The Fog of War at Albuhera
The Regiment has a great respect for and of their Middlesex connections.
“As a Regiment we are inordinately proud of our Middlesex heritage and every battalion commemorates the deeds of the ‘Die Hards’ at Albuhera in 1811 on or around 16th May.
In addition, we hold a service in The Princess of Wales’s Royal Regiment Chapel at St Paul’s Cathedral followed by lunch for the Officers’ Club to commemorate Albuhera.”
https://pwrrqueensmuseum.co.uk/die-hard-albuhera/
“Die Hard!”
THE BATTLE OF ALBUHERA AND THE ‘DIE HARDS’
EVENT
Marshal Soult was to receive his greatest defeat at the battle of Albuhera (Albuera), in southern Spain on the 16th May 1811. The Buffs (East Kent), the 31st (Huntingdonshire) and the 57th (West Middlesex) were all in Marshal Beresford’s allied army. Beresford took up position against the 23,000 French and Polish force astride a main road overlooking the village of Albuhera. The French attacked in massed columns supported by artillery firing grapeshot and came round the allies’ right flank, which was held by Spanish troops. The Buffs were pushed into a counter attack against the French left flank and were making good progress when French Hussars and Polish Lancers charged from their right rear and cut them to pieces. Only eighty four men survived out of 728. The Regimental Colour was captured, with its ensign killed, but later recaptured by The Royal Fusiliers. The King’s Colour was returned after being found by a fusilier inside the tunic of a hideously gored and apparently dead officer, Lieutenant Latham. He had taken it when its ensign was wounded by gunfire. Hussars swarmed around him and slashed him mercilessly, but they could not wrench the staff from his grip. He survived with one arm chopped off by a surgeon and a crevice across his nose and cheek staunched, to receive from his brother officers a gold medal. He was also promoted. Silver centrepieces depicting this deed are among the prized possessions of the Regiment. The Buffs recovered so quickly from their experience that they were nicknamed ‘The Resurrectionists’.
The 2nd Battalion of the 31st (2nd/31st) commanded by Major L’Estrange, formed square in the rear and stood firm. They inspired Wellington to write how, ‘after the other parts of the Brigade were swept off by cavalry, this little battalion alone held its ground against all the massed French columns’.

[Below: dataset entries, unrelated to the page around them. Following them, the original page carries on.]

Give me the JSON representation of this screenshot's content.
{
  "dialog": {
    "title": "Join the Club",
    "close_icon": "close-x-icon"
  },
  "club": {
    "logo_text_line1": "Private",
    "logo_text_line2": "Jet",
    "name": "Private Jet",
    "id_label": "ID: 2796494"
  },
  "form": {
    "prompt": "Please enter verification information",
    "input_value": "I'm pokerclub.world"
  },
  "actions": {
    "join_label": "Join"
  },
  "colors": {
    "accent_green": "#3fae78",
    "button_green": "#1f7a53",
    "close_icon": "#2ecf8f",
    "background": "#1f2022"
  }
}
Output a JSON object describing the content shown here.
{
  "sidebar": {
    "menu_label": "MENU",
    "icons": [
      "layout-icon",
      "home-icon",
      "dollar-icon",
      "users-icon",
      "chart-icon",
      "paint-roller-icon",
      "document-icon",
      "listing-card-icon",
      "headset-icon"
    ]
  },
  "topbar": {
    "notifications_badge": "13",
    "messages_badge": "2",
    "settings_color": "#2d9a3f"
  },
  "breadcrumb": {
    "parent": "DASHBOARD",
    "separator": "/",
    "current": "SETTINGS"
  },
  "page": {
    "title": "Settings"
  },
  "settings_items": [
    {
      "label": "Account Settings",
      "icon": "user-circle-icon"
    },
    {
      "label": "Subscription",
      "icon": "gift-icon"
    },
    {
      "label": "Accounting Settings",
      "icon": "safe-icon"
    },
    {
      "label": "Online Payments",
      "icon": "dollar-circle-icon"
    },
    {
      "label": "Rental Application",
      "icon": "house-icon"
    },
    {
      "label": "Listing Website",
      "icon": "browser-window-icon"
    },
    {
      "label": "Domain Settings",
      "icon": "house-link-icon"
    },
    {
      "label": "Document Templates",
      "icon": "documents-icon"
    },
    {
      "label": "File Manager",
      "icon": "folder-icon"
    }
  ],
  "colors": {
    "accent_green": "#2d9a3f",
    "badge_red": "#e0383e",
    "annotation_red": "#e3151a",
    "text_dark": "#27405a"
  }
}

Meanwhile, the 57th formed the centre of the Brigade that came up on the left of the 31st, in place of the Spaniards. For four hours, they withstood a terrible pounding by grapeshot as they engaged the French masses at very close range, never budging except to close ranks, always on their feet. Colonel Inglis, their commanding officer, was shot through the lung. Refusing to have his wound dressed, he lay propped on an arm in front of his lacerated Colours and kept exhorting his men, ‘Die Hard, 57th, Die Hard!’. Ninety-nine men did die, whilst 333 lay wounded out of a total of 600. Marshal Soult wrote of the British Army at Albuhera, ‘There is no beating these troops. They were completely beaten, the day was mine and they did not know it and would not run’. Albuhera was to become the Regimental Day of both The Buffs and The Princess of Wales’s Royal Regiment and the Middlesex were granted the honour of wearing the name ‘Albuhera’ on their cap badge.
Now, the officers, warrant officers and senior NCOs of The Princess of Wales’s Royal Regiment celebrate the annual Silent Toast Ceremony, when the toast is drunk ‘To the Immortal Memory’ of all those of our forebear regiments and current regiment who have given their lives in the service of their Sovereign and Country. There is a large Regimental Memorial at Albuhera unveiled by the Duke of Wellington in 1997.
The 2nd/67th were part of the allied force, which defeated the French a month before, at Barrosa, but the Peninsular War went on for another three years as the French were driven back through the Pyrenees to their own soil. The fighting stopped after the fall of Toulouse in April 1814. The forebear regiments were not directly involved in the 100 day campaign, which finally ended with the defeat of Napoleon at Waterloo in 1815, though the 35th were in reserve at the Battle and occupied Paris as part of the Army of Occupation. It was the Duchess of Richmond, wife of the Colonel of the 35th, who held the famous ball on the eve of Waterloo.